Francesco Granata si costituisce qualche giorno dopo e, interrogato, spiega così quei tre colpi di rivoltella:

– Quando Carmela mi disse della separazione e della certezza di soccorso, io interpretai  quest’ultima frase come allusione all’esistenza di un amante, onde, per questa provocazione, reagii sparandole tre colpi di pistola con la precisa, inesorabile intenzione di ucciderla

– E dei maltrattamenti, delle botte, del mancato sostentamento e delle minacce di morte con armi che dici?

Escludo di avere mai maltrattato mia moglie, di averla minacciata con armi e di non aver provveduto al suo mantenimento.

– E dei furti ai danni di Forciniti e di Stumpo ne sai qualcosa?

– Si, sono stato io, ma quella roba mi era necessaria per un comodo ritorno a Corigliano

C’è poco da commentare, bisogna aspettare la conclusione delle indagini. Piuttosto, la cosa più importante è lo stato di salute di Carmela che, nonostante la ritenzione di un proiettile nel fegato, migliorano giorno dopo giorno e dopo poco più di due mesi può lasciare l’ospedale completamente guarita. È una sopravvissuta.

Il 12 giugno 1948, su richiesta della Procura Generale della Repubblica, Francesco Granata viene rinviato al giudizio della Corte d’Assise di Rossano per rispondere di maltrattamenti, furto aggravato e tentato omicidio.

In udienza, l’imputato ammette le percosse dicendo:

La picchiavo nella frequenza dei litigi – “nella frequenza dei litigi”, un modo elegante, probabilmente suggeritogli, per evitare di pronunciare semplicemente l’avverbio “sempre”.

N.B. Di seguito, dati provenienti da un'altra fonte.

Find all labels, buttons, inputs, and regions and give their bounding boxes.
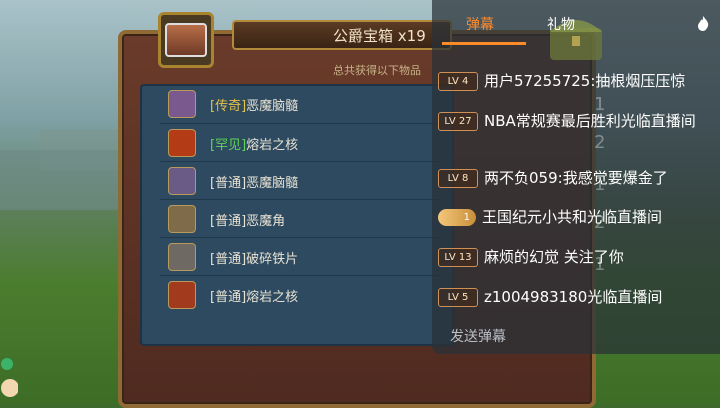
chat-text: 关注了你: [559, 248, 624, 266]
chest-subtitle: 总共获得以下物品: [333, 64, 421, 77]
rarity-tag: [普通]: [210, 290, 247, 305]
chat-message: LV 8 两不负059:我感觉要爆金了: [438, 167, 668, 188]
reward-item: [普通]恶魔角: [168, 205, 438, 235]
chat-message: LV 5 z1004983180光临直播间: [438, 286, 662, 307]
item-name: 恶魔脑髓: [246, 99, 299, 114]
level-badge: LV 27: [438, 112, 478, 131]
reward-item: [罕见]熔岩之核: [168, 129, 438, 159]
tab-gifts[interactable]: 礼物: [547, 14, 575, 34]
ghost-digit: 2: [594, 132, 606, 153]
divider: [160, 275, 440, 276]
chat-username[interactable]: z1004983180: [484, 288, 587, 306]
reward-item: [传奇]恶魔脑髓: [168, 90, 438, 120]
chat-message: LV 27 NBA常规赛最后胜利光临直播间: [438, 110, 696, 131]
item-name: 恶魔角: [246, 214, 286, 229]
chat-text: 光临直播间: [587, 288, 663, 306]
rarity-tag: [普通]: [210, 214, 247, 229]
iron-shard-icon: [168, 243, 196, 271]
chat-message: LV 4 用户57255725:抽根烟压压惊: [438, 70, 685, 91]
level-badge: LV 5: [438, 288, 478, 307]
lava-core-icon: [168, 129, 196, 157]
chat-text: 光临直播间: [587, 208, 663, 226]
divider: [160, 237, 440, 238]
reward-item: [普通]熔岩之核: [168, 281, 438, 311]
divider: [160, 161, 440, 162]
chat-username[interactable]: 麻烦的幻觉: [484, 248, 559, 266]
chat-message: LV 13 麻烦的幻觉 关注了你: [438, 246, 624, 267]
tab-danmaku[interactable]: 弹幕: [466, 14, 494, 34]
reward-item: [普通]恶魔脑髓: [168, 167, 438, 197]
divider: [160, 123, 440, 124]
item-name: 破碎铁片: [246, 252, 299, 267]
demon-brain-icon: [168, 90, 196, 118]
chat-username[interactable]: 王国纪元小共和: [482, 208, 587, 226]
rarity-tag: [普通]: [210, 252, 247, 267]
chat-text: :我感觉要爆金了: [557, 169, 668, 187]
chat-message: 1 王国纪元小共和光临直播间: [438, 206, 662, 227]
level-badge: LV 4: [438, 72, 478, 91]
fan-badge: 1: [438, 209, 476, 226]
chat-text: :抽根烟压压惊: [590, 72, 686, 90]
rarity-tag: [罕见]: [210, 138, 247, 153]
flame-icon[interactable]: [697, 16, 709, 31]
active-tab-indicator: [442, 42, 526, 45]
chest-icon: [158, 12, 214, 68]
demon-horn-icon: [168, 205, 196, 233]
chest-title: 公爵宝箱 x19: [333, 27, 426, 45]
chat-text: 光临直播间: [620, 112, 696, 130]
reward-item: [普通]破碎铁片: [168, 243, 438, 273]
lava-core-icon: [168, 281, 196, 309]
send-danmaku-input[interactable]: 发送弹幕: [450, 326, 506, 346]
level-badge: LV 13: [438, 248, 478, 267]
item-name: 熔岩之核: [246, 138, 299, 153]
rarity-tag: [普通]: [210, 176, 247, 191]
item-name: 恶魔脑髓: [246, 176, 299, 191]
level-badge: LV 8: [438, 169, 478, 188]
demon-brain-icon: [168, 167, 196, 195]
chat-username[interactable]: 两不负059: [484, 169, 558, 187]
divider: [160, 199, 440, 200]
chat-username[interactable]: NBA常规赛最后胜利: [484, 112, 621, 130]
chat-username[interactable]: 用户57255725: [484, 72, 590, 90]
character-avatar-icon[interactable]: [0, 354, 18, 404]
item-name: 熔岩之核: [246, 290, 299, 305]
rarity-tag: [传奇]: [210, 99, 247, 114]
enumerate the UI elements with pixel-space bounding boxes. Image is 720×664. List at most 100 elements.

Ciò che sorprende, in contrasto con la schiettezza del racconto di Carmela su tutto quello che negli anni ha subito, è la reticenza di sua madre. La Corte censura questo comportamento e dice: La Perri, per tentativo di attenuazione della colpevolezza del genero, ha voluto convertire le esortazioni della figlia in frequenti sfoghi da “linguacciuta”. Brava!

A questo punto alla Corte non resta che esprimere il proprio convincimento in ordine ai reati contestati all’imputato: In ordine al furto aggravato, la prova è la stessa ammissione del prevenuto di non volere restituire gli oggetti rubati; Il tentativo di omicidio si è costellato di copiosi elementi dimostrativi della premeditazione nella forma più massiccia e della vera crudeltà con cui la cinica, ponderata, inesorabile intenzione di uccidere fu attuata mediante la reiterazione dello sparo contro il bersaglio prescelto nella zona vitale, “a tradimento”. In contrasto con recise, salde acquisizioni provenute da Perri Giuseppina, nonostante la manifesta volontà di indulgere, anche innanzi alla Corte, oltre i limiti del perdono della figlia. In contrasto con le affermazioni schiette di costei, Granata ha voluto negare la premeditazione contestatagli che, al contrario risponde a tutte le caratteristiche richieste dalla legge: freddezza e pacatezza d’animo, lungo intervallo di tempo tra il proposito e l’esecuzione, la scelta anticipata dei mezzi e la gravità dei motivi, segnata dallo sprofondamento di essi oltre il più basso gradino della depravazione; nessun dubbio sulla effettività dei maltrattamenti, ampiamente dimostrati anche attraverso le numerose testimonianze dei vicini di casa.

Accertata la responsabilità dell’imputato in ordine a tutti i reati contestatigli, la Corte passa a determinare l’entità della pena da infliggere, con larga mitezza: per il tentato uxoricidio premeditato la pena è fissata nel minimo: anni 12 di reclusione;  per i maltrattamenti anni 1 e mesi 4 di reclusione; per il furto aggravato mesi 4, più multa di lire millecinquecento.

Complessivamente Francesco Granata dovrà scontare 13 anni e 8 mesi di reclusione, oltre le pene accessorie e le spese. Danni non dovrà pagarne perché Carmela non ha voluto costituirsi parte civile.

È il 7 agosto 1948.[1]

[1] ASCZ, Sezione di Lamezia Terme, Sentenze della Corte d’Assise di Rossano Calabro.